With mortgage rates at record lows, a trending topic is refinancing and strategies for paying (or not paying) off your mortgage. In today’s show, we highlight some of the pros and cons of the various options for homeowners.
The refi: Refinancing your mortgage can be a great strategy for lowering your interest rate, lowering your monthly payment, and subsequently building equity in your home faster. Some things to consider: closing costs and other fees, how long you plan to be in the home, and what you will do with the extra cash. Use this calculator to determine whether the savings you will realize from refinancing make sense in relation to the fees and the time you plan to remain in the home. We also do not recommend refinancing if you are planning to retire soon or if you have already gone through the refinancing process recently.
Paying off your mortgage early: Paying your mortgage off as quickly as possible is certainly an attractive option for those of us who are averse to debt of any form. However, once you make those house payments, there is no guarantee that you can easily get that money back if you need it. According to Forbes, there are even some lenders that charge a prepayment penalty to those overachieving borrowers. Before piling all of your extra cash into your home, we recommend that you have a sufficient safety net of cash to get you through unforeseen circumstances (such as job loss, etc.).

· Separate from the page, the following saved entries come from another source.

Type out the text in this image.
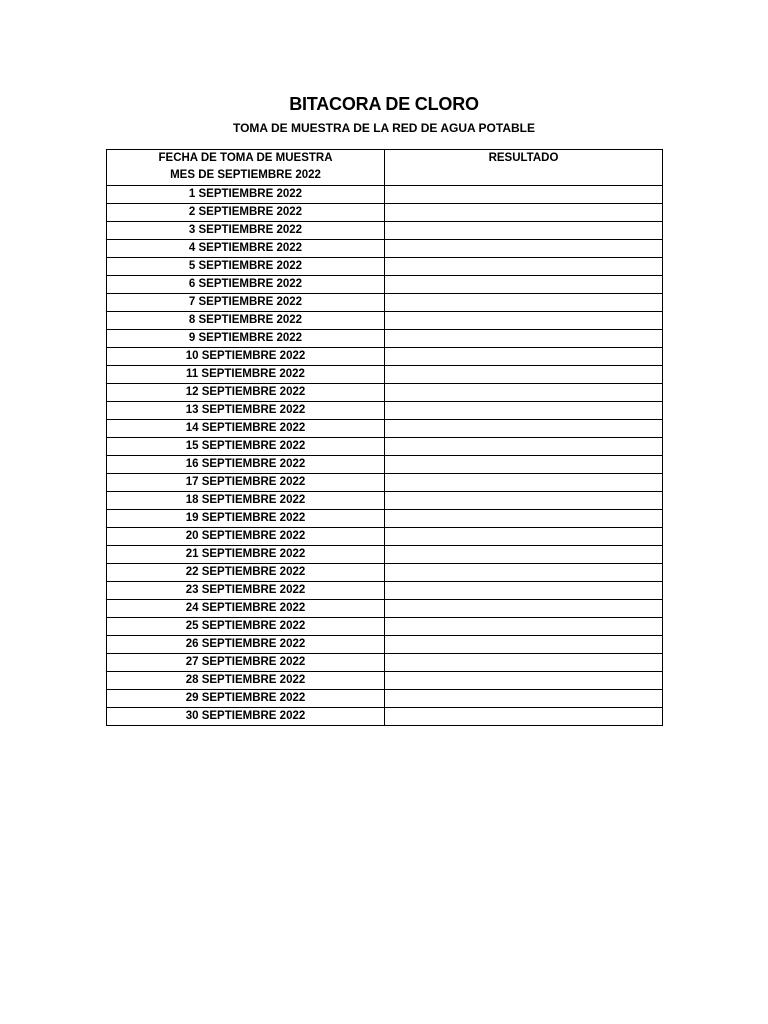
BITACORA DE CLORO
TOMA DE MUESTRA DE LA RED DE AGUA POTABLE
FECHA DE TOMA DE MUESTRA
MES DE SEPTIEMBRE 2022	RESULTADO
1 SEPTIEMBRE 2022	
2 SEPTIEMBRE 2022	
3 SEPTIEMBRE 2022	
4 SEPTIEMBRE 2022	
5 SEPTIEMBRE 2022	
6 SEPTIEMBRE 2022	
7 SEPTIEMBRE 2022	
8 SEPTIEMBRE 2022	
9 SEPTIEMBRE 2022	
10 SEPTIEMBRE 2022	
11 SEPTIEMBRE 2022	
12 SEPTIEMBRE 2022	
13 SEPTIEMBRE 2022	
14 SEPTIEMBRE 2022	
15 SEPTIEMBRE 2022	
16 SEPTIEMBRE 2022	
17 SEPTIEMBRE 2022	
18 SEPTIEMBRE 2022	
19 SEPTIEMBRE 2022	
20 SEPTIEMBRE 2022	
21 SEPTIEMBRE 2022	
22 SEPTIEMBRE 2022	
23 SEPTIEMBRE 2022	
24 SEPTIEMBRE 2022	
25 SEPTIEMBRE 2022	
26 SEPTIEMBRE 2022	
27 SEPTIEMBRE 2022	
28 SEPTIEMBRE 2022	
29 SEPTIEMBRE 2022	
30 SEPTIEMBRE 2022	
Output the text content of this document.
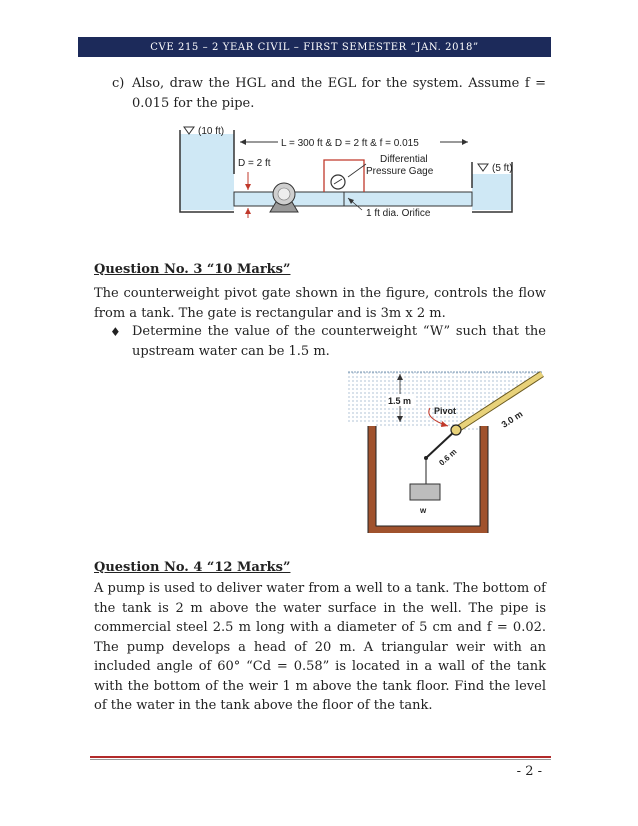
CVE 215 – 2 YEAR CIVIL – FIRST SEMESTER “JAN. 2018”
c) Also, draw the HGL and the EGL for the system. Assume f = 0.015 for the pipe.
(10 ft)
(5 ft)
L = 300 ft & D = 2 ft & f = 0.015
D = 2 ft	Differential
Pressure Gage
1 ft dia. Orifice
Question No. 3 “10 Marks”
The counterweight pivot gate shown in the figure, controls the flow from a tank. The gate is rectangular and is 3m x 2 m.
♦ Determine the value of the counterweight “W” such that the upstream water can be 1.5 m.
1.5 m
Pivot	3.0 m
0.6 m
w
Question No. 4 “12 Marks”
A pump is used to deliver water from a well to a tank. The bottom of the tank is 2 m above the water surface in the well. The pipe is commercial steel 2.5 m long with a diameter of 5 cm and f = 0.02. The pump develops a head of 20 m. A triangular weir with an included angle of 60° “Cd = 0.58” is located in a wall of the tank with the bottom of the weir 1 m above the tank floor. Find the level of the water in the tank above the floor of the tank.
- 2 -
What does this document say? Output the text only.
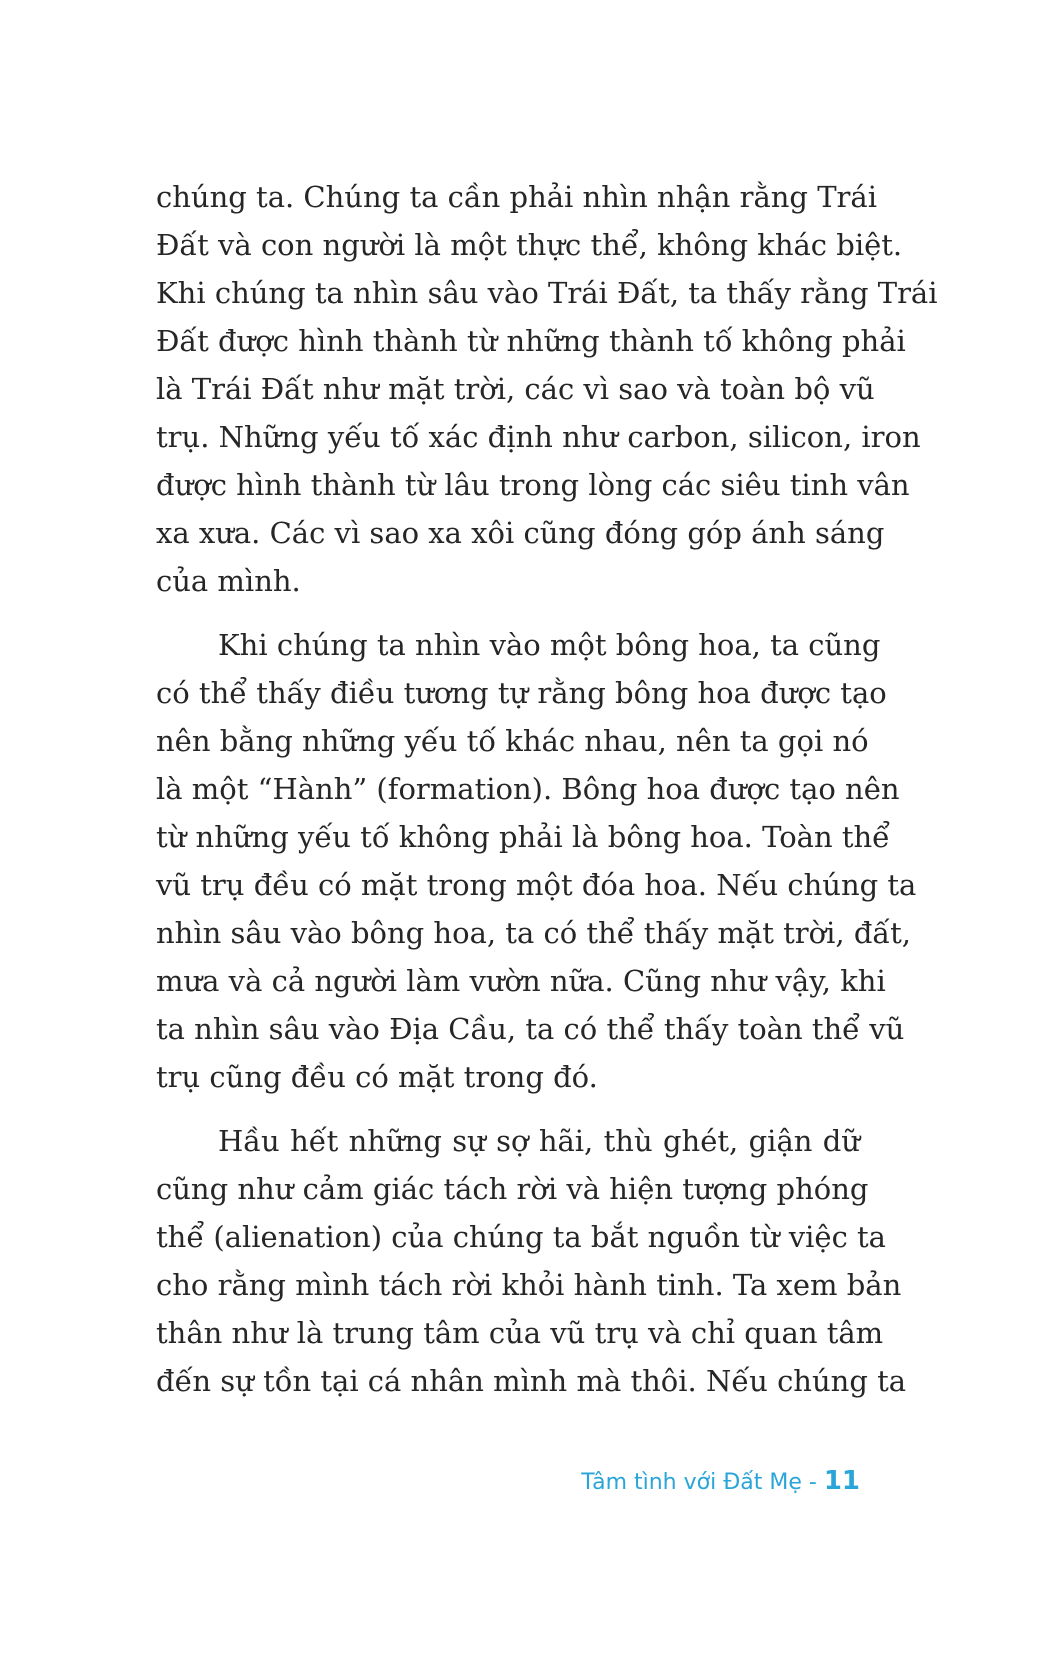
chúng ta. Chúng ta cần phải nhìn nhận rằng Trái
Đất và con người là một thực thể, không khác biệt.
Khi chúng ta nhìn sâu vào Trái Đất, ta thấy rằng Trái
Đất được hình thành từ những thành tố không phải
là Trái Đất như mặt trời, các vì sao và toàn bộ vũ
trụ. Những yếu tố xác định như carbon, silicon, iron
được hình thành từ lâu trong lòng các siêu tinh vân
xa xưa. Các vì sao xa xôi cũng đóng góp ánh sáng
của mình.
Khi chúng ta nhìn vào một bông hoa, ta cũng
có thể thấy điều tương tự rằng bông hoa được tạo
nên bằng những yếu tố khác nhau, nên ta gọi nó
là một “Hành” (formation). Bông hoa được tạo nên
từ những yếu tố không phải là bông hoa. Toàn thể
vũ trụ đều có mặt trong một đóa hoa. Nếu chúng ta
nhìn sâu vào bông hoa, ta có thể thấy mặt trời, đất,
mưa và cả người làm vườn nữa. Cũng như vậy, khi
ta nhìn sâu vào Địa Cầu, ta có thể thấy toàn thể vũ
trụ cũng đều có mặt trong đó.
Hầu hết những sự sợ hãi, thù ghét, giận dữ
cũng như cảm giác tách rời và hiện tượng phóng
thể (alienation) của chúng ta bắt nguồn từ việc ta
cho rằng mình tách rời khỏi hành tinh. Ta xem bản
thân như là trung tâm của vũ trụ và chỉ quan tâm
đến sự tồn tại cá nhân mình mà thôi. Nếu chúng ta
Tâm tình với Đất Mẹ - 11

Check Bankrate.com for the best current interest rates for your cash reserves.
Some final notes:
-If you have not thought about refinancing, now is the time to look into it. Consider doing a 30 year rather than a 15 since rates are so low right now. It may be nice to have that flexibility in the future.
-Look into the new HARP 2 program designed to help homeowners who have stayed current on their mortgages but are now underwater. To qualify, your mortgage must must have been sold by June 1, 2009 to either Fannie Mae or Freddie Mac. You must be current for the last 6 months with no more than one missed payment during the last 12 months. Also, you have to own at least 80% of your home’s current value and this must be your first HARP refi.
-The FHA has a streamlined refinancing program that can lower your interest rate with minimal hassle – no verification of income or employment, no credit check or appraisal of your home.
Please share any of your experiences with refinancing below or on our Facebook page. Have a great weekend, everyone!
Hey Brian and Bo,
I just listened to the podcast. I know that you were noting that GMAC “renamed” themselves. Are you aware that the “renaming” is a result of them filing for bankruptcy? My sister has her mortgage with them, and she received her notice that they declared bankruptcy.
Also, she is someone who had been trying to take advantage of the TARP monies and other programs that are available to homeowners underwater. GMAC has provided four seperate options for her – three of those options were going to require her to pay MORE than her current payment and the other was a reduction of $35/month. She’s done a lot of investigation into them as a result of her situation, and apparently they pretty sketchy. She knows that since they have “offered” her a new payment oiption (technically, though asking her to pay more is really the intent of HAMP or the other programs) it has been reported to the Fed Gov’t each time. Thus they appear to be doing the right thing, but that is only because banks have to report modifications “offered.” The change in payment isn’t required to be reported, so the fact that the “modification” requires borrowers to pay more never gets reported.
Also, her lawyer has been in touch with them to get their formula for making modifications. They refuse to provide a formula, and seeing as each modification has been different despite the facts, income, etc. not changing implies that they have no formula (which they are supposed to).
That type of behavior isn’t usually limited to one department, so you have to think that the rest of their departments are probably acting in similar fashion.
Anyway, just wanted to point out that GMAC is less than reputable and in bankruptcy since you noted them by name in your podcast.
Stephen
Hi Brian,
Great show as always. During the episode you mentioned that you feel people should be saving 15% to 20% of their gross income. Do you include or exclude employer contributions to retirement accounts when making this calculation.
Thanks
Gerry,
Great question! The answer depends on how much of a ‘super saver’ you want to be. I advise people to try to get to that 15% – 20% without the employer contributions. If, however, you need that little bump to get you to that threshold, you’re still doing great!
Brian
Brian,
Enjoyed your podcast on mortgage refinancing. You mentioned that you might put the apples-to-apples breakeven calculator on the website. We’re about to refi and that would sure be helpful. Thanks.